Ante lo que está ocurriendo solo tengo dos certezas. Primera, Pedro Sánchez será reelegido presidente del Gobierno esta semana en primera vuelta, y aunque su legitimidad democrática no debería ser discutida por nadie en el Congreso, en la calle muchos sí lo harán.
Segunda, lo de la amnistía y los pactos con los independentistas no acabará bien para el PSOE. Imposible saber cómo y cuándo ocurrirá, pero no se puede gobernar en contra de la mayoría de la sociedad. Para muchos ciudadanos el nuevo Gobierno, cuya composición conoceremos este viernes, será moralmente ilegítimo porque nace de la impunidad para los delitos del procés sin que se haya producido ningún examen crítico por parte de los independentistas y sin la renuncia de Junts y Carles Puigdemont, que es quien ha protagonizado la negociación con los socialistas, de repetir acciones unilaterales.
Todo lo contrario, en las entrevistas que han dado algunos de sus dirigentes estos días, empezando por la presidenta del partido, Laura Borràs, han subrayado que ellos no han renunciado a nada, y consideran que la vía unilateral quedaría reforzada si las negociaciones fracasasen y los mediadores internacionales comprobasen la falta de voluntad del Estado español por acordar un referéndum.

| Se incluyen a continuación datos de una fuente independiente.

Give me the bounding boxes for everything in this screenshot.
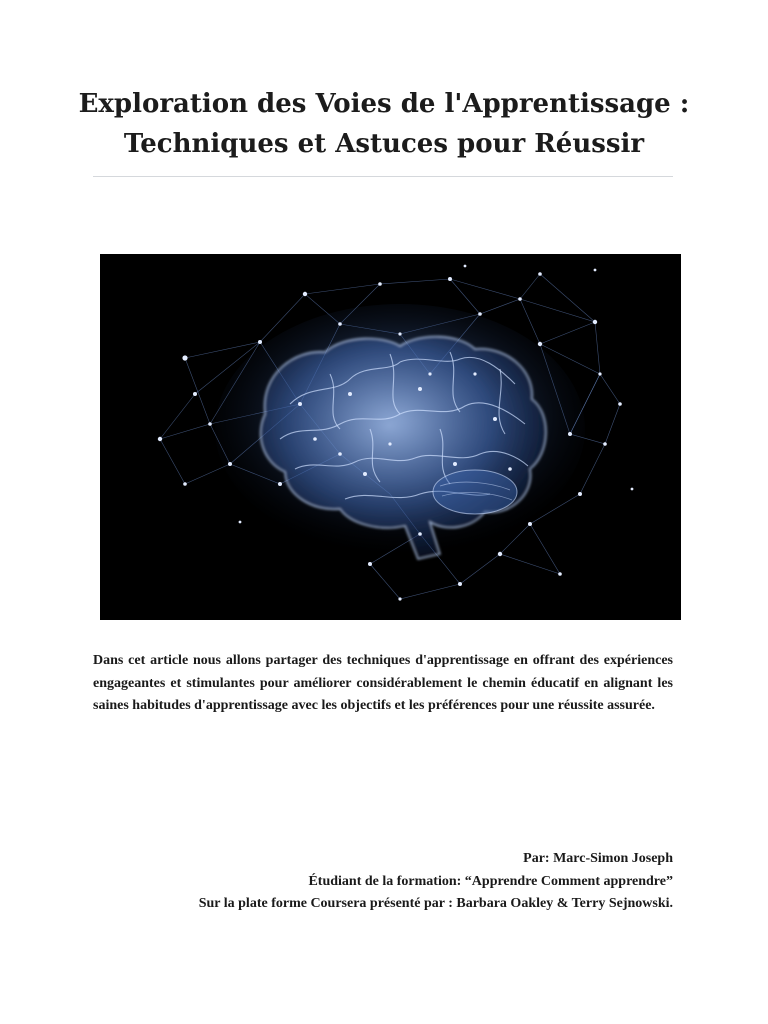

Es cierto que el separatismo no está en condiciones de volverlo a hacer, ni hoy ni pasado mañana, pero una amnistía que no reconcilia a nadie, sino que humilla a muchos catalanes constitucionalistas, que sitúa el origen de todo en la sentencia del Tribunal Constitucional sobre el Estatuto, que cuestiona indirectamente la actuación de la justicia o el papel del Rey el 3 de octubre, y que además va acompañada de un pacto que relanza la negociación sobre una consulta, desde el extranjero y con mediadores internacionales, es de imposible digestión para la mitad de España.
Tampoco la dicotomía amnistía o Vox es aceptable, más allá de la demagogia polarizadora. Además, la ley plantea enormes problemas al Estado de Derecho, a la separación de poderes, empezando por su dudosa constitucionalidad, y de ahí la crítica atronadora de jueces, fiscales y abogados.
Afirmar coma ayer hacía el ministro de la Presidencia, Félix Bolaños, que "la nueva norma hace mejor España, convirtiéndola en un país más habitable y con mejor convivencia", es de una ceguera enorme. Es profundamente estúpido. El domingo pasado hubo manifestaciones multitudinarias y el malestar va más allá de la derecha política y mediática, y alcanza a muchísimos votantes socialistas que hubieran preferido la repetición electoral.
Josep Borrell, desde una gran prudencia por el cargo comunitario que ostenta, ha expresado su "enorme preocupación" por esos pactos, y dejado el siguiente mensaje: "Todo el mundo que me conoce y sabe de mi trayectoria ya puede imaginarse lo que pienso". No hace falta decir nada más.
El clima sociopolítico es asfixiante y el enfrentamiento entre poderes, empezando por el Senado contra el Congreso, de los órganos judiciales contra el Gobierno, etcétera, va a ser lo nunca visto en democracia.
La aplicación de la ley estará llena de obstáculos, problemas, recursos, y la crispación en la vida española hará pequeñas las anteriores disputas. La irresponsabilidad de Sánchez es enorme y el PSOE puede acabar abrasado para muchos años, sobre todo fuera de Cataluña, sin que el PSC recoja tampoco ningún beneficio.
Todo esto me recuerda a cuando José María Aznar se empeñó a meter a España en la guerra de Irak, en contra de la opinión pública, también con multitudinarias manifestaciones de protesta y mil y un manifiestos de condena. Aunque en su partido nadie osó llevarle la contraria, fue un desastre para el PP a medio plazo. Aznar actuó desde el engreimiento y la soberbia, Sánchez desde un cinismo desmedido. En política no todo vale.